Il padiglione dei sogni (registrazioni oscure #10)

Chissà se questo Pavilion of Dreams non sia il padiglione auricolare dell’ascoltatore. Ultima uscita della Obscure Records prima di chiudere i battenti, raccoglie quattro composizioni oniriche di Harold Budd registrate tra il 1972 e il 1975. Tra i musicisti coinvolti il grande sassofonista americano Marion Brown oltre ai soliti nomi “oscuri”: Brian Eno, Gavin Bryars, Michael Nyman, John White.

I doni del caso

Nel 1963, Terry Riley e Chet Baker sono, per vie diverse, a Parigi. Contatti comuni, e l’aiuto di un operatore della radio francese, fanno sì che Riley metta su nastro e manipoli una versione di So What di Miles Davis suonata dal quartetto del tormentato trombettista americano, da poco uscito dalle carceri italiane.

Solo nel 2000, quel che restava dei nastri originali e di una manciata di altri audaci esperimenti di Riley del periodo 60-65, vedranno la luce su CD.

Strumenti e voci (registrazioni oscure #5)

La Obscure Records fu fondata da Brian Eno nel 1975 e pubblicò dieci dischi prima di chiudere i battenti nel 1978. Pochi ma buoni se non ottimi. Qui il numero cinque della serie diviso nei due lati del long playing tra il meno noto Jan Steele e l’arcinoto John Cage: personalmente preferisco il primo lato, nell’iniziale All day viene messo in musica un testo di James Joyce, alla chitarra c’è Fred Frith, al basso Steve Beresford. Joyce fa capolino anche nell’altra metà del disco e stavolta fa capolino Robert Wyatt alle prese con una rilettura dal Finnegans Wake. In un altra traccia compare la voce di Carla Bley. Un disco insomma che non all’oscuro non può stare.

L’elisir e il veleno

Dietro la strana ragione sociale Meanwhile, Back in Communist Russia si celava un gruppo di Oxford che fece in tempo, a inizio millennio, a sfornare due album, Indian Ink (2001) e My Elixir; My Poison (2003). Atmosfere notturne, dolce voce femminile, la loro musica inquiete avrebbe meritato maggiore fortuna.

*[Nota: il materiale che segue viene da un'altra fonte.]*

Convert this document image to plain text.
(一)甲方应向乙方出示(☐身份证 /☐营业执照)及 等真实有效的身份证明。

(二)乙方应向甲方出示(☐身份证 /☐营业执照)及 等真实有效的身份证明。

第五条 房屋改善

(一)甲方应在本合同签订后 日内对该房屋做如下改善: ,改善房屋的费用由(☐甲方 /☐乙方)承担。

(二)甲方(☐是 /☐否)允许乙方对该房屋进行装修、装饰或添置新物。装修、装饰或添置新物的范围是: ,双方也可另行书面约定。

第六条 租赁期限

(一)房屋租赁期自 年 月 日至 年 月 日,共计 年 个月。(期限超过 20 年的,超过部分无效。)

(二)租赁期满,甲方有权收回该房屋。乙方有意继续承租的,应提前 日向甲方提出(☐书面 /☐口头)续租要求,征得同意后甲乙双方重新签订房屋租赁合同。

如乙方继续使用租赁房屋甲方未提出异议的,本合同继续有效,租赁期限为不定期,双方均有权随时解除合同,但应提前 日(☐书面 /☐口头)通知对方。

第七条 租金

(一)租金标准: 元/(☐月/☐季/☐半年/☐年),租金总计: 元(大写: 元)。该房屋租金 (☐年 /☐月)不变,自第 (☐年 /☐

Nella busta marrone di carta

Riascoltare oggi un disco considerato un caposaldo del drum ‘n bass e vedere che sì, regge ancora bene il passare del tempo, forse meno l’ascoltatore che è fuori allenamento per tutti questi suoni spezzati. Che forse il limite di New Forms di Roni Size & Reprazent, anno 1997, rimane la lunghezza di un formato doppio CD che va diluito con calma.

Dentro il voodoo

Ricordo perfettamente quando il mio pusher musicale mi rifilò con sorrisetto sornione la cassettina con la registrazione di Miles runs the voodoo down. Sapeva bene che quel quarto d’ora di musica non sarebbe bastato e ne avrei chiesto ancora e ancora. La svolta elettrica di Miles Davis, lo sciamano che raccoglie attorno a sé un’accolita di superbi musicisti per registrare il doppio Bitches Brew. Disco che, nella ristampa delle intere sessions, supera le quattro ore di una musica libera di ridisegnare il mondo.

La teoria della coltivazione

Scoperti perché un paio di loro brani, tratti dal secondo album, Scary World Theory,  erano stati inseriti nella colonna sonora de Le conseguenze dell’amore di Paolo Sorrentino, i tedeschi Lali Puna univano ritmi elettronici e fragile voce femminile. Il titolo dell’album si riferiva alla teoria della coltivazione del sociologo George Gerbner, una teoria che si proponeva di spiegare come la televisione cambiasse, ovviamente in negativo, la percezione della realtà.